Why did we need legislation to fix Baltimore City Schools?
Baltimore City Public School buildings are in a state of crisis. The schools, many of which were built before WWII, lack basic amenities necessary to adequately educate children - heat, light, electrical outlets, many even lack drinkable water. The estimated cost to bring the school buildings up to modern standards is $2.4 billion. However, the standard system of funding school construction, where the city and the state provide relatively small amounts of capital funding on a project-by-project basis, was not capable of creating change on the scale necessary to provide all Baltimore children with healthy, safe, and modern school buildings in our lifetime. (Click here to read more about the problem) In order to develop a comprehensive solution for Baltimore City's crumbling school infrastructure, State and City leaders needed to open the door to innovative financing options, first proposed for Baltimore by the ACLU study Buildings for Academic Excellence in 2010.
Without such a bold plan, Baltimore City children would continue to attend substandard facilities for generations while waiting for the standard patchwork approach to address even the most basic of needs within their schools. The ACLU's proposal was introduced in HB 860, which would establish an innovative solution to financing $1 billion of the $2.4 billion need in through the large scale construction project envisioned by the Baltimore City Public School System in their comprehensive 10-Year Plan.
Without immediate action, the cost of addressing the growing crisis of dilapidated school buildings in Baltimore City would continue to increase. This legislation begins a comprehensive revitalization program, which includes rebuilding or renovating approximately 40 schools as part of Phase I. The Maryland Stadium Authority will borrow $1 billion up-front to finance the historic investment in school buildings today and pay for the improvements over time. This is similar to what other jurisdictions around the country have done to address their own school facility crises successfully.
The evolution of the legislation:
Originally, the bill asked for the Capital Investment Program (CIP) funds that are administered through the Public School Construction Program to be given to the city in a predictable "block grant" that would allow these funds to be leveraged. This idea was thoroughly vetted in a summer study led by the Interagency Committee on School Construction. Ultimately the legislation was revised to use cash contributions from the city, state, and school system to finance the first phase of construction instead of the bond funds from the CIP. The details of the bill are summarized below:
Establishes a partnership between the State, Baltimore City, and Baltimore City Public Schools:
- The State has agreed to invest $20 million per year in cash from lottery proceeds to help fund Phase I of the project;
- Baltimore City will contribute $20 million per year in funding from sources including the Beverage Container Tax, part of the ground rent of the Baltimore casino, a portion of the proceeds from table games, and additional state aid that is generated due to an agreement on school system retiree health benefits payments;
- Baltimore City Schools will contribute $20 million per year towards the projects which will be funded from the savings from new and modern buildings, school closures, and projected increases in State and City aid to education.
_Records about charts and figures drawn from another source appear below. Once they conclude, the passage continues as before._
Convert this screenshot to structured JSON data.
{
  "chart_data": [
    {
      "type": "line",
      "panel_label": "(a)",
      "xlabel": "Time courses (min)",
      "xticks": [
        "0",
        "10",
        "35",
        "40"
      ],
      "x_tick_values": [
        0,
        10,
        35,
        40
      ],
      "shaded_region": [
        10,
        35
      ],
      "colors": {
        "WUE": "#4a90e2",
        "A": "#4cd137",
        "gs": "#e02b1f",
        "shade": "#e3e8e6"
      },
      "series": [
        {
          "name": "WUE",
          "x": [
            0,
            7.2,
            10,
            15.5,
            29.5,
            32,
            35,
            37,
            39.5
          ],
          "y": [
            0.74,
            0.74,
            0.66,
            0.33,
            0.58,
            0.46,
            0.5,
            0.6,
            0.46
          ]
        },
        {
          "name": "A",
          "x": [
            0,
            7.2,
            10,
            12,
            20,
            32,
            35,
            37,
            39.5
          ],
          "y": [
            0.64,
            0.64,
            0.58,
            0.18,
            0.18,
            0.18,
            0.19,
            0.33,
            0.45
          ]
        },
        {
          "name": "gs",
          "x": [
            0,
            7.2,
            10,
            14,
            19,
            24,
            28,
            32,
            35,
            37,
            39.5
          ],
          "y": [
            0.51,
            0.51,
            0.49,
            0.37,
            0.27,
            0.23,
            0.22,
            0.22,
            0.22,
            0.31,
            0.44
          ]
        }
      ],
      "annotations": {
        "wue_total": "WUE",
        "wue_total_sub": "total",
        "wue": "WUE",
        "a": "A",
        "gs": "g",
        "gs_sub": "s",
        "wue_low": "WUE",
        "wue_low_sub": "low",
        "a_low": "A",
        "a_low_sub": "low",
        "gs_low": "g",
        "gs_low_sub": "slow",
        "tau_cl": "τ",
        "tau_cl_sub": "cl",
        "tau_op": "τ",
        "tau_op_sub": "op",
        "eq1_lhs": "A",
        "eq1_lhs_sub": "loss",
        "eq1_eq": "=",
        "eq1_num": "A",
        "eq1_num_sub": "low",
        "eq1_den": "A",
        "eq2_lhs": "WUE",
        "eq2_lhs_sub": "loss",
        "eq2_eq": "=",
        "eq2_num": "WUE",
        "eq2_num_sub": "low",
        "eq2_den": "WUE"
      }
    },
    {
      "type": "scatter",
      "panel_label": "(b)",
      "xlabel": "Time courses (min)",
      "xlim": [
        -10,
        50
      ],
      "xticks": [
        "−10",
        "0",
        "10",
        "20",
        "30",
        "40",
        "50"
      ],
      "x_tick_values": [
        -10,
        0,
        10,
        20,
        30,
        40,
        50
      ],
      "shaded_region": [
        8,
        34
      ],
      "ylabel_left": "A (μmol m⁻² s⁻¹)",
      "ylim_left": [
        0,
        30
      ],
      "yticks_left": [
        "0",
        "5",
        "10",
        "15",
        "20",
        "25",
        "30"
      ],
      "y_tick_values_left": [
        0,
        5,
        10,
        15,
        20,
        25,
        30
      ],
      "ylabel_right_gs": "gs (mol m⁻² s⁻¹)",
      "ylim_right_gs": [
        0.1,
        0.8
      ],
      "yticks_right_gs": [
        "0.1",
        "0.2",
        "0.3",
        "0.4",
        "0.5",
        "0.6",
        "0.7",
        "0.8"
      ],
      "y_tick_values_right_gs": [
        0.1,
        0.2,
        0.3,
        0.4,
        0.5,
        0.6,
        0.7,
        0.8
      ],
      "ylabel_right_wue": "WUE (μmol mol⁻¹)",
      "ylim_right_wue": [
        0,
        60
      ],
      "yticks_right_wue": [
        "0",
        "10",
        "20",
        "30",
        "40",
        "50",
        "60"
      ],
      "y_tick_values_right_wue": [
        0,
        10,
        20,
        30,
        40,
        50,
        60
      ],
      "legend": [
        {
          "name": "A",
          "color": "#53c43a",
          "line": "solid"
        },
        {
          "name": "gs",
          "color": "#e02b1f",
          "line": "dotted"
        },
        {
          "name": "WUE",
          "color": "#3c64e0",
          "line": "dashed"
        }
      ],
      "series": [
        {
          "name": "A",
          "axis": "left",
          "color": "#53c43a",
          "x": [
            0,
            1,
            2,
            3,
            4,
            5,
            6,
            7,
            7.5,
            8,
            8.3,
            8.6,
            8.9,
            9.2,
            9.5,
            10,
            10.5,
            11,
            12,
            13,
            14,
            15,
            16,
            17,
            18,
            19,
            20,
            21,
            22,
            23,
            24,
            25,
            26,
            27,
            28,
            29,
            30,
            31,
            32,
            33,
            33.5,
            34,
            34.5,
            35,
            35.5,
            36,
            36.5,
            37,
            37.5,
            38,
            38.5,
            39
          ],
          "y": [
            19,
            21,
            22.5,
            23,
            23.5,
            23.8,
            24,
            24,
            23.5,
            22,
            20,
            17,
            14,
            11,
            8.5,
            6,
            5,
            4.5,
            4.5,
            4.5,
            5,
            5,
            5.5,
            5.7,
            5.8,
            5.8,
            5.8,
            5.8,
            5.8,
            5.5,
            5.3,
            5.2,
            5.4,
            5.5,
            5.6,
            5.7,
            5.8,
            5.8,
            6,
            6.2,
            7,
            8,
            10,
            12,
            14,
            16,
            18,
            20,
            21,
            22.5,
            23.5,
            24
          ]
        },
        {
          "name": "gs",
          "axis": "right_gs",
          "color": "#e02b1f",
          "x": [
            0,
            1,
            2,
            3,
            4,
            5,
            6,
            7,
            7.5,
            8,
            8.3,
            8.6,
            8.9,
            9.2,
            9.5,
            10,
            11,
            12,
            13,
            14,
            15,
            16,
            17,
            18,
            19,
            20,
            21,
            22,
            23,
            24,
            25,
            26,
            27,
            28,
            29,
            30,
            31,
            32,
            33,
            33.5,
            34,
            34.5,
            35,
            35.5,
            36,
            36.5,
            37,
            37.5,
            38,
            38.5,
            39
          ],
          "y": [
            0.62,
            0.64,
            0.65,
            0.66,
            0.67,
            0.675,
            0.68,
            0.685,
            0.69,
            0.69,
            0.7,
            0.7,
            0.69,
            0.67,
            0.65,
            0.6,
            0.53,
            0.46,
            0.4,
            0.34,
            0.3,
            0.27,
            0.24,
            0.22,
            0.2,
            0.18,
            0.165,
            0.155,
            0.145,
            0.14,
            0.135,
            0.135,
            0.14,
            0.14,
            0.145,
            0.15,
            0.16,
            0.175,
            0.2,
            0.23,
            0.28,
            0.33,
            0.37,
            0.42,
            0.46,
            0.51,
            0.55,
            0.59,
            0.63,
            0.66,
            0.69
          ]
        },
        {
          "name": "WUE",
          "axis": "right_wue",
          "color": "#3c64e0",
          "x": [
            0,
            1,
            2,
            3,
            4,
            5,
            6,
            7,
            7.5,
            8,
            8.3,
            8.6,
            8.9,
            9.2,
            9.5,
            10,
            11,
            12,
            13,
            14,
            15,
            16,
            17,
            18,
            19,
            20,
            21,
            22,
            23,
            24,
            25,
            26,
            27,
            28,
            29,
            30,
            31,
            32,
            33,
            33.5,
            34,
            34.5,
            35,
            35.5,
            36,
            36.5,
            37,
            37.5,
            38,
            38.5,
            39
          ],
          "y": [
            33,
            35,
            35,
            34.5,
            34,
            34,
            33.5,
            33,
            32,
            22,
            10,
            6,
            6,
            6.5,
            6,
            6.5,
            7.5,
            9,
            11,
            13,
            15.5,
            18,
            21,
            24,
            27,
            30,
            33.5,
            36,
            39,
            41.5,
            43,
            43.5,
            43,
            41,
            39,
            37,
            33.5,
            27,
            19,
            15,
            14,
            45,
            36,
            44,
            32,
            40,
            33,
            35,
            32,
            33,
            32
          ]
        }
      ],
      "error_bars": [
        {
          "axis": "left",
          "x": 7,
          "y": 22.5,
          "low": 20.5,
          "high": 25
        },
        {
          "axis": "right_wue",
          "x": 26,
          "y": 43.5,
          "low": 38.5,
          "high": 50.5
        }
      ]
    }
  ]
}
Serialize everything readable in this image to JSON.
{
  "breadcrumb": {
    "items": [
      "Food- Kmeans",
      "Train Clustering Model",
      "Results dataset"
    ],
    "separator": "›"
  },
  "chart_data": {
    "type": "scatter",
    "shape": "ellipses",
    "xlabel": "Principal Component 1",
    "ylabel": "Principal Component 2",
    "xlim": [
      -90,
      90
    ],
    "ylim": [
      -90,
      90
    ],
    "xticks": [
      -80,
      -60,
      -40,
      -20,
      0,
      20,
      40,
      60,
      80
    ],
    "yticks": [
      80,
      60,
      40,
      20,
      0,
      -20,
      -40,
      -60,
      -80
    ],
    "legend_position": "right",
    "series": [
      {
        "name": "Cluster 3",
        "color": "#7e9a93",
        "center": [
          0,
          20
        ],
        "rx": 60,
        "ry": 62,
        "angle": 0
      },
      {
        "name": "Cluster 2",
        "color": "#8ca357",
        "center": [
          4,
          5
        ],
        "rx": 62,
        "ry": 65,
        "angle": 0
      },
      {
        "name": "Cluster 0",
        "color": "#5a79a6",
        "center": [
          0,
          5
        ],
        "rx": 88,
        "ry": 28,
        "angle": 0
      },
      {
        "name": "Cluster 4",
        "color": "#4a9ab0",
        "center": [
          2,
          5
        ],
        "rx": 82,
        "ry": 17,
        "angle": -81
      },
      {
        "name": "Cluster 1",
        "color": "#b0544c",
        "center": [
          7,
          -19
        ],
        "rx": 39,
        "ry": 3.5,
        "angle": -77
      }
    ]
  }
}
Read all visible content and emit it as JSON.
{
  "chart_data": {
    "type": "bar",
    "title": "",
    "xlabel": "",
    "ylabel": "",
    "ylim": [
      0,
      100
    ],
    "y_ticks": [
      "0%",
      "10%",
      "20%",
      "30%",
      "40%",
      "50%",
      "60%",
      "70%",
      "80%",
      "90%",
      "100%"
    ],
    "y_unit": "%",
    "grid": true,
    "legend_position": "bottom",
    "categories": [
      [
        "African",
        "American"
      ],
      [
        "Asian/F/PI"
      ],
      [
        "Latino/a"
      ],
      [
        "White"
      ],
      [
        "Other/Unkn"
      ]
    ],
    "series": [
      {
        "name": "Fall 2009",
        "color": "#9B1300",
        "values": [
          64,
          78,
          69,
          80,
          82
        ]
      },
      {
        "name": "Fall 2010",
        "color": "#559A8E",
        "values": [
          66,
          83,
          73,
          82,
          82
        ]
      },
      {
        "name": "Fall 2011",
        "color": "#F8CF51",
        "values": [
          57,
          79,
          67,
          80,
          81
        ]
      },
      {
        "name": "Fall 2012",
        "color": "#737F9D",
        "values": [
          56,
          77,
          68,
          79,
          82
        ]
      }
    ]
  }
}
Establishes the Maryland Stadium Authority as the Administrator to oversee the financing and construction of Baltimore City Public School Buildings:
- replaces the originally proposed Baltimore City School Construction Authority as the coordinator for the construction program;
- is empowered to act on behalf of Baltimore City Public Schools to acquire, construct, or improve public school facilities;
- will issue debt and manage the finances for Phase I of the school construction plan;
- will build approximately 15 new schools and BCPS will oversee the major renovation projects for a total of 50+ new and renovated schools in Baltimore over the next 6 years!
Establishes a process for accountability and reporting:
- Ensures all school buildings will continue to be reviewed and approved through the current state process with the Interagency Committee on School Construction (IAC) to safeguard quality;
- Requires the Maryland Stadium Authority to seek Board of Public Works approval before issuing bonds and to report on the progress of the program to the Maryland General Assembly each year;
- Prescribes a four-party Memorandum of Understanding, that will detail the roles and responsibilities of Baltimore City, City Schools, the IAC, and the Maryland Stadium Authority to be completed no later than October 1st, 2013.